その一方で、たしかにあの男が最後のキスの相手というのは嫌だなと思ってしまった。
(でも、付き合うその日にノリでキスとか、ないでしょう。いや、あるか。あった。斎藤彰久許さん。プリンス、それと条件を揃えようって……。いや、いまはお酒が入ってるから、二人とも判断がぶれている。これは正常ではない。却下)
結論をどう伝えようか悩みつつ、アリスは頭を下げる。
「勢いで失敗して負債百万円の女なので、そこは慎重になりたいです」
「……わかった」
そう言った海の手に、まだスマホが握られていることに気づいて、アリスは咄嗟に自分のスマホを近づけて、軽くぶつけた。
「……キス……スマホ同士で」
「なんだそれ。スマホになりたいな」
海はそう言うなり笑い出し、アリスがほっと息を吐き出したところで「じゃあね」と明るく言ってきた。
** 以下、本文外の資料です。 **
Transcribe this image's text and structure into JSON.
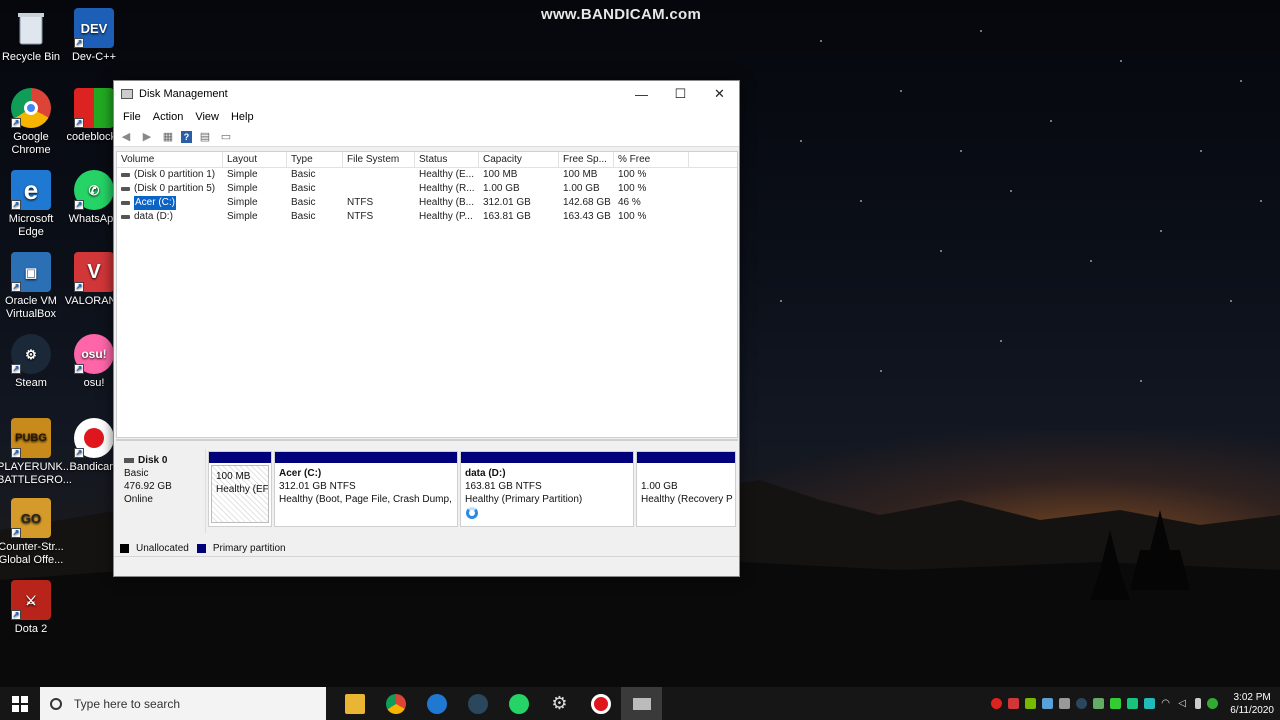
{
  "watermark": "www.BANDICAM.com",
  "desktop": {
    "icons": [
      {
        "label": "Recycle Bin",
        "icon": "recycle-bin-icon"
      },
      {
        "label": "Dev-C++",
        "icon": "devcpp-icon",
        "badge": "DEV"
      },
      {
        "label": "Google Chrome",
        "icon": "chrome-icon"
      },
      {
        "label": "codeblocks",
        "icon": "codeblocks-icon"
      },
      {
        "label": "Microsoft Edge",
        "icon": "edge-icon",
        "badge": "e"
      },
      {
        "label": "WhatsApp",
        "icon": "whatsapp-icon"
      },
      {
        "label": "Oracle VM VirtualBox",
        "icon": "virtualbox-icon"
      },
      {
        "label": "VALORANT",
        "icon": "valorant-icon"
      },
      {
        "label": "Steam",
        "icon": "steam-icon"
      },
      {
        "label": "osu!",
        "icon": "osu-icon",
        "badge": "osu!"
      },
      {
        "label": "PLAYERUNK... BATTLEGRO...",
        "icon": "pubg-icon",
        "badge": "PUBG"
      },
      {
        "label": "Bandicam",
        "icon": "bandicam-icon"
      },
      {
        "label": "Counter-Str... Global Offe...",
        "icon": "csgo-icon",
        "badge": "GO"
      },
      {
        "label": "Dota 2",
        "icon": "dota2-icon"
      }
    ]
  },
  "window": {
    "title": "Disk Management",
    "menu": [
      "File",
      "Action",
      "View",
      "Help"
    ],
    "columns": [
      "Volume",
      "Layout",
      "Type",
      "File System",
      "Status",
      "Capacity",
      "Free Sp...",
      "% Free"
    ],
    "rows": [
      {
        "volume": "(Disk 0 partition 1)",
        "layout": "Simple",
        "type": "Basic",
        "fs": "",
        "status": "Healthy (E...",
        "capacity": "100 MB",
        "free": "100 MB",
        "pct": "100 %",
        "selected": false
      },
      {
        "volume": "(Disk 0 partition 5)",
        "layout": "Simple",
        "type": "Basic",
        "fs": "",
        "status": "Healthy (R...",
        "capacity": "1.00 GB",
        "free": "1.00 GB",
        "pct": "100 %",
        "selected": false
      },
      {
        "volume": "Acer (C:)",
        "layout": "Simple",
        "type": "Basic",
        "fs": "NTFS",
        "status": "Healthy (B...",
        "capacity": "312.01 GB",
        "free": "142.68 GB",
        "pct": "46 %",
        "selected": true
      },
      {
        "volume": "data (D:)",
        "layout": "Simple",
        "type": "Basic",
        "fs": "NTFS",
        "status": "Healthy (P...",
        "capacity": "163.81 GB",
        "free": "163.43 GB",
        "pct": "100 %",
        "selected": false
      }
    ],
    "disk": {
      "name": "Disk 0",
      "type": "Basic",
      "size": "476.92 GB",
      "state": "Online",
      "partitions": [
        {
          "name": "",
          "size": "100 MB",
          "status": "Healthy (EFI",
          "hatched": true
        },
        {
          "name": "Acer  (C:)",
          "size": "312.01 GB NTFS",
          "status": "Healthy (Boot, Page File, Crash Dump,",
          "hatched": false
        },
        {
          "name": "data  (D:)",
          "size": "163.81 GB NTFS",
          "status": "Healthy (Primary Partition)",
          "hatched": false
        },
        {
          "name": "",
          "size": "1.00 GB",
          "status": "Healthy (Recovery P",
          "hatched": false
        }
      ]
    },
    "legend": [
      {
        "label": "Unallocated",
        "color": "#000000"
      },
      {
        "label": "Primary partition",
        "color": "#00007a"
      }
    ]
  },
  "taskbar": {
    "search_placeholder": "Type here to search",
    "time": "3:02 PM",
    "date": "6/11/2020"
  }
}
「本日は本当にありがとうございました。助かりました」
「はいはい。次は土曜日に。早く部屋に入って。俺ももう行くから」
それ以上ぐずぐずすることなく、海はさっさと歩き出す。その背を見送ってから、アリスはマンションのエントランスへと向かった。
** *
タクシーを拾うから、と言った割に闇雲に早足で歩いていた海は、しばらく進んでから不意に足を止める。
握りしめたままのスマホを見下ろして、時間を確認し、呟いた。
「終業直後から、終電直前までずーっと飲んで……。全然しっかりしていたくせに、最後に五秒だけデレるとかなんなんだよ。小悪魔かよ、可愛すぎだろ」
酔っているせいか、思ったことが全部口から出てしまったと気づき、海は再び猛烈な勢いで歩き出した。
だが、うっかり駅を通り過ぎるまで歩き続けてから、ため息をついて、スマホに「このやろう」と悪態をついたのだった。